Why Tim O'Reilly Sees Microsoft as a Proponent of the Open Web

 
 
By Clint Boulton  |  Posted 2009-11-18 Email Print this article Print
 
 
 
 
 
 
 

At the Web 2.0 Expo, Tim O'Reilly predicts that Microsoft will emerge as a leading proponent of the open Web, despite the company's tradition of fostering its own proprietary operating systems and development languages. O'Reilly says Microsoft's recent deals to index Twitter tweets and use Wolfram Alpha's APIs for computational data show a shift in its willingness to work with other Web companies. Moreover, the Windows Azure cloud computing operating system is designed to work with open-source technology.

NEW YORK-High-tech publisher Tim O'Reilly has predicted that Microsoft will emerge as a leading proponent of the open Web, a statement that must seem highly unlikely to a computing world accustomed to Microsoft's love of fostering its own proprietary operating systems and development languages.

"Microsoft is going to be one of the great allies of open standards," O'Reilly told thousands of people at the Web 2.0 Expo Nov. 17. That statement picked up where O'Reilly left off in "The War for the Web," a cautionary blog post published Nov. 16. He wrote:

"Microsoft will emerge as a champion of the open Web platform, supporting interoperable web services from many independent players, much as IBM emerged as the leading enterprise backer of Linux."

But he didn't qualify that statement or explain how Microsoft would do this. O'Reilly used the blog post as a lead-up to his Tuesday keynote at the Web 2.0 Expo he helped foster years ago.

Toward the end of his keynote, which discussed how cold wars between companies are paving the way for mutually assured destruction, O'Reilly said Microsoft's recent deals to index Twitter tweets and draw on Wolfram Alpha's APIs for computational data show a shift in its willingness to work with other Web companies.

While O'Reilly was making his case about the various factions fighting it out for our interest (and dollars) online, more evidence of this openness emerged at Microsoft's Professional Developers Conference.

Microsoft Chief Software Architect Ray Ozzie said Microsoft would release its Windows Azure cloud services operating system in 2010. But the big news was that instead of just supporting the company's .NET programming language, it will support PHP, MySQL and other open-source tools.

For example, Automattic founder Matt Mullenweg said his company is launching a site called OddlySpecific.com that runs on SQL Azure. That Microsoft would trumpet the existence of a customer so early on in Azure's young career is not big news, but Automattic makes WordPress, a blogging platform based on open-source tools.

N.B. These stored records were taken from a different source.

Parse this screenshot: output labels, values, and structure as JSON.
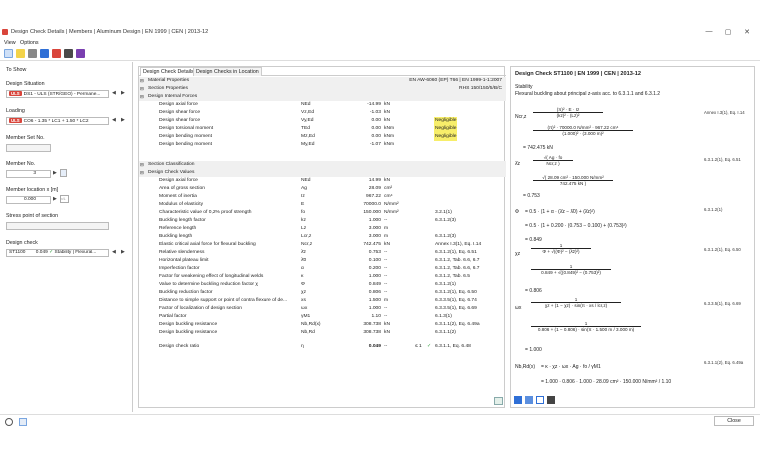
{
  "window": {
    "title": "Design Check Details | Members | Aluminum Design | EN 1999 | CEN | 2013-12",
    "minimize": "—",
    "restore": "▢",
    "close": "✕"
  },
  "menu": [
    "View",
    "Options"
  ],
  "left": {
    "to_show": "To Show",
    "design_situation_label": "Design Situation",
    "design_situation_tag": "ULS",
    "design_situation_value": "DS1 - ULS (STR/GEO) - Permane...",
    "loading_label": "Loading",
    "loading_tag": "ULS",
    "loading_value": "CO6 - 1.35 * LC1 + 1.50 * LC2",
    "member_set_label": "Member Set No.",
    "member_label": "Member No.",
    "member_value": "3",
    "location_label": "Member location x [m]",
    "location_value": "0.000",
    "stress_point_label": "Stress point of section",
    "design_check_label": "Design check",
    "design_check_id": "ST1100",
    "design_check_ratio": "0.049",
    "design_check_desc": "Stability | Flexural..."
  },
  "center": {
    "tabs": [
      "Design Check Details",
      "Design Checks in Location"
    ],
    "sec_material": "Material Properties",
    "material_value": "EN AW-6060 (EP) T66 | EN 1999-1-1:2007",
    "sec_section": "Section Properties",
    "section_value": "RHS 150/150/5/B/C",
    "sec_internal": "Design Internal Forces",
    "internal": [
      {
        "name": "Design axial force",
        "sym": "NEd",
        "val": "-14.99",
        "unit": "kN",
        "note": ""
      },
      {
        "name": "Design shear force",
        "sym": "Vz,Ed",
        "val": "-1.03",
        "unit": "kN",
        "note": ""
      },
      {
        "name": "Design shear force",
        "sym": "Vy,Ed",
        "val": "0.00",
        "unit": "kN",
        "note": "Negligible"
      },
      {
        "name": "Design torsional moment",
        "sym": "TEd",
        "val": "0.00",
        "unit": "kNm",
        "note": "Negligible"
      },
      {
        "name": "Design bending moment",
        "sym": "Mz,Ed",
        "val": "0.00",
        "unit": "kNm",
        "note": "Negligible"
      },
      {
        "name": "Design bending moment",
        "sym": "My,Ed",
        "val": "-1.07",
        "unit": "kNm",
        "note": ""
      }
    ],
    "sec_classification": "Section Classification",
    "sec_values": "Design Check Values",
    "values": [
      {
        "name": "Design axial force",
        "sym": "NEd",
        "val": "14.99",
        "unit": "kN",
        "ref": ""
      },
      {
        "name": "Area of gross section",
        "sym": "Ag",
        "val": "28.09",
        "unit": "cm²",
        "ref": ""
      },
      {
        "name": "Moment of inertia",
        "sym": "Iz",
        "val": "967.22",
        "unit": "cm⁴",
        "ref": ""
      },
      {
        "name": "Modulus of elasticity",
        "sym": "E",
        "val": "70000.0",
        "unit": "N/mm²",
        "ref": ""
      },
      {
        "name": "Characteristic value of 0,2% proof strength",
        "sym": "fo",
        "val": "150.000",
        "unit": "N/mm²",
        "ref": "3.2.1(1)"
      },
      {
        "name": "Buckling length factor",
        "sym": "kz",
        "val": "1.000",
        "unit": "--",
        "ref": "6.3.1.2(3)"
      },
      {
        "name": "Reference length",
        "sym": "Lz",
        "val": "3.000",
        "unit": "m",
        "ref": ""
      },
      {
        "name": "Buckling length",
        "sym": "Lcr,z",
        "val": "3.000",
        "unit": "m",
        "ref": "6.3.1.2(3)"
      },
      {
        "name": "Elastic critical axial force for flexural buckling",
        "sym": "Ncr,z",
        "val": "742.475",
        "unit": "kN",
        "ref": "Annex I.3(1), Eq. I.14"
      },
      {
        "name": "Relative slenderness",
        "sym": "λ̄z",
        "val": "0.753",
        "unit": "--",
        "ref": "6.3.1.2(1), Eq. 6.51"
      },
      {
        "name": "Horizontal plateau limit",
        "sym": "λ̄0",
        "val": "0.100",
        "unit": "--",
        "ref": "6.3.1.2, Tab. 6.6, 6.7"
      },
      {
        "name": "Imperfection factor",
        "sym": "α",
        "val": "0.200",
        "unit": "--",
        "ref": "6.3.1.2, Tab. 6.6, 6.7"
      },
      {
        "name": "Factor for weakening effect of longitudinal welds",
        "sym": "κ",
        "val": "1.000",
        "unit": "--",
        "ref": "6.3.1.2, Tab. 6.5"
      },
      {
        "name": "Value to determine buckling reduction factor χ",
        "sym": "Φ",
        "val": "0.849",
        "unit": "--",
        "ref": "6.3.1.2(1)"
      },
      {
        "name": "Buckling reduction factor",
        "sym": "χz",
        "val": "0.806",
        "unit": "--",
        "ref": "6.3.1.2(1), Eq. 6.50"
      },
      {
        "name": "Distance to simple support or point of contra flexure of de...",
        "sym": "xs",
        "val": "1.500",
        "unit": "m",
        "ref": "6.3.3.5(1), Eq. 6.74"
      },
      {
        "name": "Factor of localization of design section",
        "sym": "ωx",
        "val": "1.000",
        "unit": "--",
        "ref": "6.3.3.5(1), Eq. 6.69"
      },
      {
        "name": "Partial factor",
        "sym": "γM1",
        "val": "1.10",
        "unit": "--",
        "ref": "6.1.3(1)"
      },
      {
        "name": "Design buckling resistance",
        "sym": "Nb,Rd(x)",
        "val": "308.738",
        "unit": "kN",
        "ref": "6.3.1.1(2), Eq. 6.49a"
      },
      {
        "name": "Design buckling resistance",
        "sym": "Nb,Rd",
        "val": "308.738",
        "unit": "kN",
        "ref": "6.3.1.1(2)"
      }
    ],
    "ratio": {
      "name": "Design check ratio",
      "sym": "η",
      "val": "0.049",
      "unit": "--",
      "limit": "≤ 1",
      "ok": "✓",
      "ref": "6.3.1.1, Eq. 6.48"
    }
  },
  "right": {
    "title": "Design Check ST1100 | EN 1999 | CEN | 2013-12",
    "subtitle": "Stability",
    "desc": "Flexural buckling about principal z-axis acc. to 6.3.1.1 and 6.3.1.2",
    "ncr_sym": "Ncr,z",
    "ncr_result": "742.475 kN",
    "ncr_ref": "Annex I.3(1), Eq. I.14",
    "lambda_sym": "λ̄z",
    "lambda_result": "0.753",
    "lambda_ref": "6.3.1.2(1), Eq. 6.51",
    "phi_sym": "Φ",
    "phi_result": "0.849",
    "phi_ref": "6.3.1.2(1)",
    "chi_sym": "χz",
    "chi_result": "0.806",
    "chi_ref": "6.3.1.2(1), Eq. 6.50",
    "omega_sym": "ωx",
    "omega_result": "1.000",
    "omega_ref": "6.3.3.5(1), Eq. 6.69",
    "nb_sym": "Nb,Rd(x)",
    "nb_ref": "6.3.1.1(2), Eq. 6.49a"
  },
  "footer": {
    "close": "Close"
  },
  "colors": {
    "tag_red": "#d9453b",
    "negligible_yellow": "#f7ee6a",
    "ok_green": "#2e9b3a",
    "toolbar_blue": "#2f6fd6"
  }
}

Betanews' Joe Wilcox, who has covered Microsoft extensively for the last 15 years, noted:

"From a marketing perspective, it was a stunning announcement, since Automattic uses open-source tools like Apache and MySQL. The message: Azure isn't just about Microsoft products or development tools. I must say it was simply shocking to see WordPress creator Matt Mullenweg on the PDC stage."

So there is something to O'Reilly's position that Microsoft is opening up. However, O'Reilly said companies such as Microsoft shouldn't open up only because they are trying to catch up to Google in the field of cloud-based computing.

"Don't do it just because you're the underdog," O'Reilly said, pointing to IBM's embrace of Linux to battle Microsoft and Google's launch of OpenSocial to contest Facebook as other examples of such defensive jabs. Do it, he said, because it's the right way to do business in the Web economy.

His parting comment for the audience: "As you build services, do what you do best, link to the rest."